Noxious challenge of the rat gastric mucosa by hydrochloric acid (HCl) is signaled to the nucleus tractus solitarii (NTS) and area postrema (AP). This study examined the participation of glutamate and tachykinins in the medullary transmission process. Activation of neurons was visualized by in situ hybridization autoradiography of c- fos messenger RNA (mRNA) 45 min after intragastric (IG) administration of 0.5 M HCl or saline.

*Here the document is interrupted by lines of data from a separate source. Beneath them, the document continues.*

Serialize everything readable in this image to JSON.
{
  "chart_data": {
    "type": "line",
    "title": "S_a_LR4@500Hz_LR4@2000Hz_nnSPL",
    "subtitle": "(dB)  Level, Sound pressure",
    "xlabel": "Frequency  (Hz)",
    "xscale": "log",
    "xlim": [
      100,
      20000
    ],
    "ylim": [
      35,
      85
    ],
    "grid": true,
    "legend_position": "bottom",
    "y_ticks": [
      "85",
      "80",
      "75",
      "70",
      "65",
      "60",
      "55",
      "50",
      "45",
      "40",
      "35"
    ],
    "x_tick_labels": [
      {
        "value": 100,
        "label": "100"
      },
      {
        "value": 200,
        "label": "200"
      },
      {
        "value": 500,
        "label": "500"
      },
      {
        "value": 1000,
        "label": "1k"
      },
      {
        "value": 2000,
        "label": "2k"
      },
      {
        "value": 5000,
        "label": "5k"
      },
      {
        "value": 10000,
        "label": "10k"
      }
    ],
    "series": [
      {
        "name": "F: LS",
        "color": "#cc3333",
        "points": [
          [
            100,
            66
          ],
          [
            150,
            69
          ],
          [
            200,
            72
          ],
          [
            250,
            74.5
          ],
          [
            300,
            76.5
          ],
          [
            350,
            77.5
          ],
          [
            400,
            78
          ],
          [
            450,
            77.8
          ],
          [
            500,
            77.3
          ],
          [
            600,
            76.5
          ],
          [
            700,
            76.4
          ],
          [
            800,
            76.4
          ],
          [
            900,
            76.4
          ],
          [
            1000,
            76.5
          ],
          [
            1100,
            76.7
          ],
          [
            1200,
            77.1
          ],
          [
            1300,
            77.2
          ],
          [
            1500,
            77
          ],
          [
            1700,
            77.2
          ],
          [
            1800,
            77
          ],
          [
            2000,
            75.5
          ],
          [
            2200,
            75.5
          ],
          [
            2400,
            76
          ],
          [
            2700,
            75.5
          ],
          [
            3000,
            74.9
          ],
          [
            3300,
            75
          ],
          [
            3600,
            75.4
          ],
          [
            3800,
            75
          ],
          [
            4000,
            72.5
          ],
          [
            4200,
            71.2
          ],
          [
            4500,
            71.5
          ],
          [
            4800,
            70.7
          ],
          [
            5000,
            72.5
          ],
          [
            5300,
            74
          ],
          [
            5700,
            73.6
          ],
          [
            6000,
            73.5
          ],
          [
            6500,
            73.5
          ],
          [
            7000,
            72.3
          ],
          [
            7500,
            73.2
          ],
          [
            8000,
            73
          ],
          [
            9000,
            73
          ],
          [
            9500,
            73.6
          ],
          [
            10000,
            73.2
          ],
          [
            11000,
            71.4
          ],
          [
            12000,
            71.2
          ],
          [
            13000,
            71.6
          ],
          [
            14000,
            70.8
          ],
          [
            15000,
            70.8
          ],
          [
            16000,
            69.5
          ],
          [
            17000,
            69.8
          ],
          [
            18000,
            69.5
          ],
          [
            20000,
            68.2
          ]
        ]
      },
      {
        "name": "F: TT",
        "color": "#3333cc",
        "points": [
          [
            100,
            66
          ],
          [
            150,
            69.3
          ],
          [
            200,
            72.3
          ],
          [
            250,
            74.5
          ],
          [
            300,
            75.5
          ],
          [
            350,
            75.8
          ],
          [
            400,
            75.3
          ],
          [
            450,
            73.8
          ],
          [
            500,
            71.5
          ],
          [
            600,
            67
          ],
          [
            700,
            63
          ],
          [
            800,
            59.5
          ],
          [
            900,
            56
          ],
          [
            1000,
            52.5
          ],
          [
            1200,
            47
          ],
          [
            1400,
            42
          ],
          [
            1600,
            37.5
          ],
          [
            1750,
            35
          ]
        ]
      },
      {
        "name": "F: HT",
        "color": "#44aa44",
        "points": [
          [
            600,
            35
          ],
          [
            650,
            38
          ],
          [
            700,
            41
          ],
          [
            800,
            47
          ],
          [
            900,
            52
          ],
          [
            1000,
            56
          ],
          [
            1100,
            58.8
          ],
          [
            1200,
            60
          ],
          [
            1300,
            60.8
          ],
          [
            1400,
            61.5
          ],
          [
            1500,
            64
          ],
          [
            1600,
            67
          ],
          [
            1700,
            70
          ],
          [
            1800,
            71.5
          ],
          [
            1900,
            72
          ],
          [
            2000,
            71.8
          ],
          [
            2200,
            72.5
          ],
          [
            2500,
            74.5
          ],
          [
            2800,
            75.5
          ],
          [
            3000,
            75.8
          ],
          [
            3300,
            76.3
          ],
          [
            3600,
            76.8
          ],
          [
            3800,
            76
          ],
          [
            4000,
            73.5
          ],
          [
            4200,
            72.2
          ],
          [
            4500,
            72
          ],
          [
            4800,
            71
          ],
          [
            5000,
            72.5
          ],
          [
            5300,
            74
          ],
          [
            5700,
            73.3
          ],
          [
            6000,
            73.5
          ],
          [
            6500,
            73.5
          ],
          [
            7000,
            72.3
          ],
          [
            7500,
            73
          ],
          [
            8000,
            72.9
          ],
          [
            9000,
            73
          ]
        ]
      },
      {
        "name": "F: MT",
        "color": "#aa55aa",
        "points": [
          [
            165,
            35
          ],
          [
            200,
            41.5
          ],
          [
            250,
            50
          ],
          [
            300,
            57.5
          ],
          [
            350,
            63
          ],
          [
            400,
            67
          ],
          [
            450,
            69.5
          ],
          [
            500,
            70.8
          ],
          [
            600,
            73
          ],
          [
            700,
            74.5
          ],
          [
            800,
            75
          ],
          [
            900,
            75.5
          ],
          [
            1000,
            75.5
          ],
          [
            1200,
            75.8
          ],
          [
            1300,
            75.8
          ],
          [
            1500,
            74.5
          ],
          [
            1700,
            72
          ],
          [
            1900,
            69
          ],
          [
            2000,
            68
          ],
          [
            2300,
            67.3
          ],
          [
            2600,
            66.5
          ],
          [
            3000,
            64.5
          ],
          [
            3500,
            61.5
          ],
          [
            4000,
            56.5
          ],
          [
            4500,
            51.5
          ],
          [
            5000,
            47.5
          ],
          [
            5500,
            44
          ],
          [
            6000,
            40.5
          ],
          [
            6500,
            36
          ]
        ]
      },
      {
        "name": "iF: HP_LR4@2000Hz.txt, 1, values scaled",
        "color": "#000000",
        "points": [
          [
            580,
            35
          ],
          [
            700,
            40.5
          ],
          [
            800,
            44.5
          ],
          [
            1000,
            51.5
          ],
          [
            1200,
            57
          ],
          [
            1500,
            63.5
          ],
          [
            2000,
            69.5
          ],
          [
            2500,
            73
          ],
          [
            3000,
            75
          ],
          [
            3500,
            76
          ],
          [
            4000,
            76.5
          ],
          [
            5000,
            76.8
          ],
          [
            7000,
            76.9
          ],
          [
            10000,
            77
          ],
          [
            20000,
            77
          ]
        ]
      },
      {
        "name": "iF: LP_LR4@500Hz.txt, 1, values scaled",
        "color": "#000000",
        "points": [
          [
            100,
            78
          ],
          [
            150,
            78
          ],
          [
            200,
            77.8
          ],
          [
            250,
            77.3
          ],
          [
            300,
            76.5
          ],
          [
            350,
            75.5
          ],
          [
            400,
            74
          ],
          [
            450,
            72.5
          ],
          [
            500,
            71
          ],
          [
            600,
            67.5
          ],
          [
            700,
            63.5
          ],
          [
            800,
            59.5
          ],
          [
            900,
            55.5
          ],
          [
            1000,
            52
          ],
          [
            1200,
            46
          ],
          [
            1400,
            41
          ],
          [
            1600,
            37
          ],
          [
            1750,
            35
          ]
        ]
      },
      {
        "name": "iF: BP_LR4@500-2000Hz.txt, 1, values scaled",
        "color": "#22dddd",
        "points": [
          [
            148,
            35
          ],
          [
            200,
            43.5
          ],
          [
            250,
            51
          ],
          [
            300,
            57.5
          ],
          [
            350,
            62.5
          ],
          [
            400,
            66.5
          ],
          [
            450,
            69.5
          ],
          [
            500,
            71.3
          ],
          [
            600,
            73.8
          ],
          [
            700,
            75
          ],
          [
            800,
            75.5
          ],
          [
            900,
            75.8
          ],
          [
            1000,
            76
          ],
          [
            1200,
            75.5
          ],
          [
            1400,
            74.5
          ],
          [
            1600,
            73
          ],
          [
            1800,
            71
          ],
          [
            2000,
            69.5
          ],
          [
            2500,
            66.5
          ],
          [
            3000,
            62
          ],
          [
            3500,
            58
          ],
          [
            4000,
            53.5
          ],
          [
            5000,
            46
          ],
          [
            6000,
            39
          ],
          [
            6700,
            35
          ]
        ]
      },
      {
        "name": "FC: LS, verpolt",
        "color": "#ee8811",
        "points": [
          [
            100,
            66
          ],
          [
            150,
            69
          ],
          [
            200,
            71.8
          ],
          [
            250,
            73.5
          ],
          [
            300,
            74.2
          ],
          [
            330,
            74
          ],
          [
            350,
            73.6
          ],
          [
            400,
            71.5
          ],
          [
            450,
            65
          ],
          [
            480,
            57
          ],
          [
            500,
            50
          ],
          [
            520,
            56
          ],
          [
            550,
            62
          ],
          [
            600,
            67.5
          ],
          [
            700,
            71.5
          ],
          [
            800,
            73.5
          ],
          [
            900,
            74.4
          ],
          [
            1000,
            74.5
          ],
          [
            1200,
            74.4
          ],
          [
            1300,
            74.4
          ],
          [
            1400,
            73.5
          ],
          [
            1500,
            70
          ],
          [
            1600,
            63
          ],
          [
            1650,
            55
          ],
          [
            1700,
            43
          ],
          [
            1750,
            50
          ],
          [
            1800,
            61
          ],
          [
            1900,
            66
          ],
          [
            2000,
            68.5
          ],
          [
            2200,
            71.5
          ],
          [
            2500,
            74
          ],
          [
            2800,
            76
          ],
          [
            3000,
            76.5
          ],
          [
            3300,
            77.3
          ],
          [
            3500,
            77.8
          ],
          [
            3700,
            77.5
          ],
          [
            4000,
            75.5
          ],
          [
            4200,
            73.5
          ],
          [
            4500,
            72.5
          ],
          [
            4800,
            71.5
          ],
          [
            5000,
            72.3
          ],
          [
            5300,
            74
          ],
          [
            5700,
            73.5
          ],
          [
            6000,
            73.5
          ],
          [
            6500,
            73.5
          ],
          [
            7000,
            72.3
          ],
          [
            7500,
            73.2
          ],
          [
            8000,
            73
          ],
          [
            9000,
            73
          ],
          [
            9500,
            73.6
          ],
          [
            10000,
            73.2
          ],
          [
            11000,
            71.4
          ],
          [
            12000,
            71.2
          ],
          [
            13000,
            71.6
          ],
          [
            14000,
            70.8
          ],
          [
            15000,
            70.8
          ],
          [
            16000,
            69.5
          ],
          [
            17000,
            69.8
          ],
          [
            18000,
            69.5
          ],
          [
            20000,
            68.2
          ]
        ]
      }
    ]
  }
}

IG HCl caused many neurons in the NTS and some neurons in the AP to express c- fos mRNA. The NMDA glutamate receptor antagonist MK-801 (2 mg/kg), the NK 1 tachykinin receptor antagonist GR-205,171 (3 mg/kg) and the NK 2 receptor antagonist SR-144,190 (0.1 mg/kg) failed to significantly reduce the NTS response to IG HCl, whereas the triple combination of MK-801, GR-205,171 and SR-144,190 inhibited it by 45–50%. Only in rats that had been preexposed IG to HCl 48 h before the experiment was MK-801 alone able to depress the NTS response to IG HCl. In contrast, the c- fos mRNA response in the AP was significantly augmented by MK-801, an action that was prevented by coadministration of GR-205,171 plus SR-144,190. Inhibition of neuronal nitric oxide synthase with 7-nitroindazole (45 mg/kg) was without effect on the IG HCl-evoked c- fos mRNA expression in the NTS and AP. Our data show that glutamate acting via NMDA receptors and tachykinins acting via NK 1 and NK 2 receptors cooperate in the vagal afferent input from the acid-threatened stomach to the NTS and participate in the processing of afferent input to the AP in a different and complex manner. These opposing interactions in the AP and NTS and the increase in NMDA receptor function in the NTS after a gastric acid insult are likely to have a bearing on the neuropharmacology of dyspepsia.